Planeten wie unsere Erde könnten sogar in den unwirtlichsten Stern­ent­stehungs­um­gebungen entstehen, die vom energiereichen Ultravioletten Licht massereicher Sterne durchflutet werden. Dies zeigt eine Analyse neuer Beobachtungen mit dem James Webb Weltraumteleskop. Diese Be­ob­achtungen wären vor der Inbetriebnahme von James Webb nicht möglich gewesen. Das Ergebnis ist eine gute Nachricht für erdähnliche Planeten und für Leben im Universum: Solche Planeten können offenbar unter einer Vielzahl von Bedingungen entstehen.

Astronominnen und Astronomen haben wasser- und kohlenstoffhaltige Moleküle in einer Gas- und Staubscheibe um einen jungen sonnenähnlichen Stern gefunden, der sich in einer der unwirtlichsten Regionen unserer Galaxis befindet. Scheiben dieser Art um neu entstehende Sterne sind die Orte, an denen Planeten entstehen. Sie heißen deswegen auch protoplanetare Scheiben. Ein Team unter der Leitung von María C. Ramírez-Tannus vom Max-Planck-Institut für Astronomie hat mit dem James Webb Weltraumteleskop einen Blick in den inneren Bereich einer solchen Scheibe geworfen – denjenigen Teilbereich, in dem sich typischerweise erdähnliche Planeten bilden: Planeten mit einer dünnen Atmosphäre rund um eine Kugel aus Gestein.

Die Scheibe, die den Namen XUE-1 trägt, ist intensiver UV-Strahlung der umliegenden heißen und massereichen Sterne ausgesetzt. Doch selbst in dieser rauen Umgebung wurden bei den Beobachtungen sowohl Wasser als auch einfache organische Moleküle nachgewiesen. Ramírez-Tannus sagt: „Dieses Ergebnis ist unerwartet und aufregend! Es zeigt, dass selbst in den unwirtlichsten Umgebungen unserer Galaxie günstige Bedingungen für die Entstehung erdähnlicher Planeten und der Zutaten für Leben vorhanden sind.“

Wo die massereichsten Sterne entstehen

Die neuen Beobachtungen sind die ersten ihrer Art. Bisher war nichts über die Auswirkungen solch unwirtlichen Umgebungen auf die inneren Regionen von Scheiben bekannt, in denen sich vermutlich terrestrische Planeten wie die Erde oder Mars bilden. Bisherige Detailbeobachtungen von protoplanetaren Scheiben waren auf uns vergleichsweise nahe Sternentstehungsgebiete beschränkt, in denen diese einfacher zu beobachten sind aber wo es  keine massereichen Sterne gibt.
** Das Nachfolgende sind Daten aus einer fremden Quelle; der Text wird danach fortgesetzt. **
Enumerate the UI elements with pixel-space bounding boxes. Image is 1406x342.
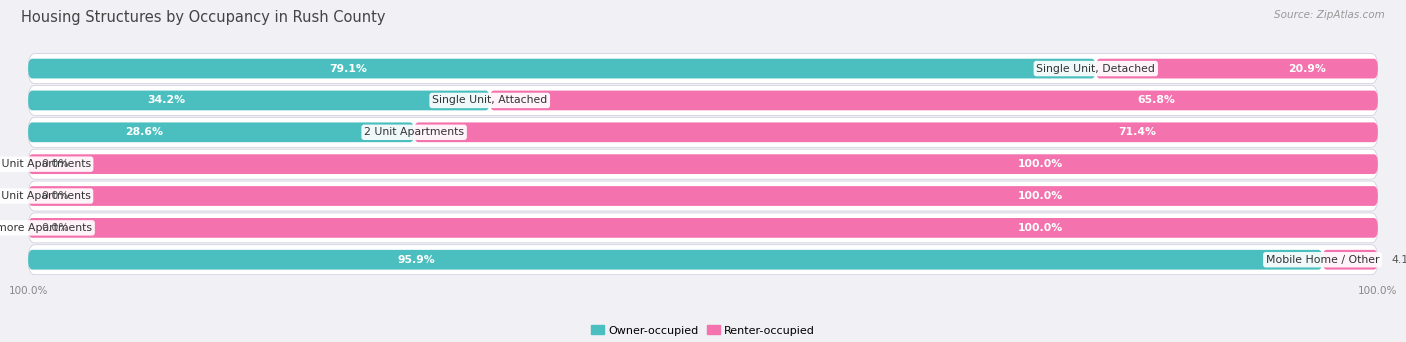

Massereiche Sternentstehungsgebiete sind etwas ganz Anderes: Dort bilden sich zahlreiche Sterne in etwa zeitgleich, darunter auch einige der seltenen, aber extrem leuchtstarken, sehr massereichen Sterne. Während des „goldenen Zeitalters“ der Sternentstehung vor rund 10 Milliarden Jahren, entstanden die meisten Sterne in solchen Haufen. Insgesamt wurden mehr als die Hälfte aller Sterne in unserem Universum – einschließlich unserer eigenen Sonne – in massereichen Sternentstehungsgebieten geboren, zusammen mit ihren Planeten. Im heutigen Universum sind massereiche Sternentstehungsgebiete vergleichsweise selten, und selbst die uns nächstgelegenen sind weit von uns entfernt.
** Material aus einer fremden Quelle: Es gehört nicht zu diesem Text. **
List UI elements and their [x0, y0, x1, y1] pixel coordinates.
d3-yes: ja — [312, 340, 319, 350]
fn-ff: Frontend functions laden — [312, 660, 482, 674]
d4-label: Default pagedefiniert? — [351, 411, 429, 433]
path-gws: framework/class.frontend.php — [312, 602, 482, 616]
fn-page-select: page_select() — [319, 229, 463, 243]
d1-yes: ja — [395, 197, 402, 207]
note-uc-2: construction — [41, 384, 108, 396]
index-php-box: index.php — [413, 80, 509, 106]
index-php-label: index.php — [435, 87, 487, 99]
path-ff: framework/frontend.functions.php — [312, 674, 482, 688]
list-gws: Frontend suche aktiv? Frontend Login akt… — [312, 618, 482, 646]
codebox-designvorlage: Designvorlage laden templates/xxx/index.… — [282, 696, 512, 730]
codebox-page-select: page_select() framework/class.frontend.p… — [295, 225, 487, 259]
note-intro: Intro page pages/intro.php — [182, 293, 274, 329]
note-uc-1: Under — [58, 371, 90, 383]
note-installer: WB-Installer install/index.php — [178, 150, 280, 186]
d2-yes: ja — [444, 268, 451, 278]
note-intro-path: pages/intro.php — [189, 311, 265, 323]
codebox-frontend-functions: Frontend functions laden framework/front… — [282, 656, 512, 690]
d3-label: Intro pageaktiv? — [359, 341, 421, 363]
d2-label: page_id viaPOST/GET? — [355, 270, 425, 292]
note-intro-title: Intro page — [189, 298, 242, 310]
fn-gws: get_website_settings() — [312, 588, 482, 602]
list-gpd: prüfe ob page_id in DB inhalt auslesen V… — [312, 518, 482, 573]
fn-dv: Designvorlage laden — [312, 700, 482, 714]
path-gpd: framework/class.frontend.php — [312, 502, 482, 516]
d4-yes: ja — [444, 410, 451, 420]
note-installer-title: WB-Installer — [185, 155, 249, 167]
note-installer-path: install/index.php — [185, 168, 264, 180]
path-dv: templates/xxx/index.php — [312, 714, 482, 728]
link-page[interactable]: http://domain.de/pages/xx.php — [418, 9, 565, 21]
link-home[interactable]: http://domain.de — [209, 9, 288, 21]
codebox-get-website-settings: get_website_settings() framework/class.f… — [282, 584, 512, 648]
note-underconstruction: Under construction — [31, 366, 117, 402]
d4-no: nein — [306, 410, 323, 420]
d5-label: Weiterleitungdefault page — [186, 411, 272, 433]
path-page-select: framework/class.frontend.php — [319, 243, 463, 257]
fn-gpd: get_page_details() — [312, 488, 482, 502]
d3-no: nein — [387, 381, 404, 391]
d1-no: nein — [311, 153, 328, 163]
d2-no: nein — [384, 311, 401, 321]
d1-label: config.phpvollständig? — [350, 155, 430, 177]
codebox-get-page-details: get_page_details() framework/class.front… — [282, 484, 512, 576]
Massereiche Sterne sind zwangsläufig sehr hell und strahlen große Mengen hochenergetischer UV-Strahlung ab. Es war eine offene Frage, ob diese intensive Strahlung die Bildung von Planeten wie der Erde um sonnenähnliche Sterne und dessen Atmosphäre stören oder sogar weitgehend verhindern würde. Wäre dies der Fall, dann wäre es zwar nicht unmöglich, aber sehr selten, dass in solchen massereichen Sternhaufen erdähnliche Planeten entstehen würden. Eine Reihe von Überlegungen wiesen genau in diese Richtung: Zum Beispiel treibt die UV-Strahlung der massereichen Sterne das Gas in den äußeren Scheibenbereichen auseinander. Das wiederum hemmt das Wachstum von Staubteilchen und ihren Weg in die inneren Scheibenbereiche. Solche Staubteilchen sind nun aber wichtige Bausteine erdähnlicher Planeten.

Starke UV-Einstrahlung auf planetenbildende Scheiben

Die Inbetriebnahme des James Webb Weltraumteleskop änderte die Situation grundlegend. Sobald das Teleskop für wissenschaftliche Beobachtungen verfügbar wurde, bewarben sich Ramírez-Tannus und die XUE-Kollaboration (eXtreme UV environments, auf deutsch sinngemäß Regionen mit extremem Einfluss von UV-Strahlung) erfolgreich für die Beobachtung des Sternentstehungsgebiets NGC 6357. Mit einer Entfernung von 5500 Lichtjahren von der Erde ist dies eines der nächstgelegenen massereichen Sternentstehungsgebiete. Es ist auch das vielversprechendste Beobachtungsziel, um zu beantworten, wie starke UV-Strahlung die inneren Gebiete einer planetenbildenden Scheibe beeinflusst: Denn NGC 6357 enthält rund ein Dutzend leuchtkräftiger, massereicher Sterne, neben einigen mit James Webb beobachtbaren planetenbildenden Scheiben. „Wenn intensive Strahlung die Bedingungen für die Planetenbildung erschwert, dann ist NGC 6357 der Ort, an dem wir diesen Effekt sehen sollten“, sagt Arjan Bik von der Universität Stockholm.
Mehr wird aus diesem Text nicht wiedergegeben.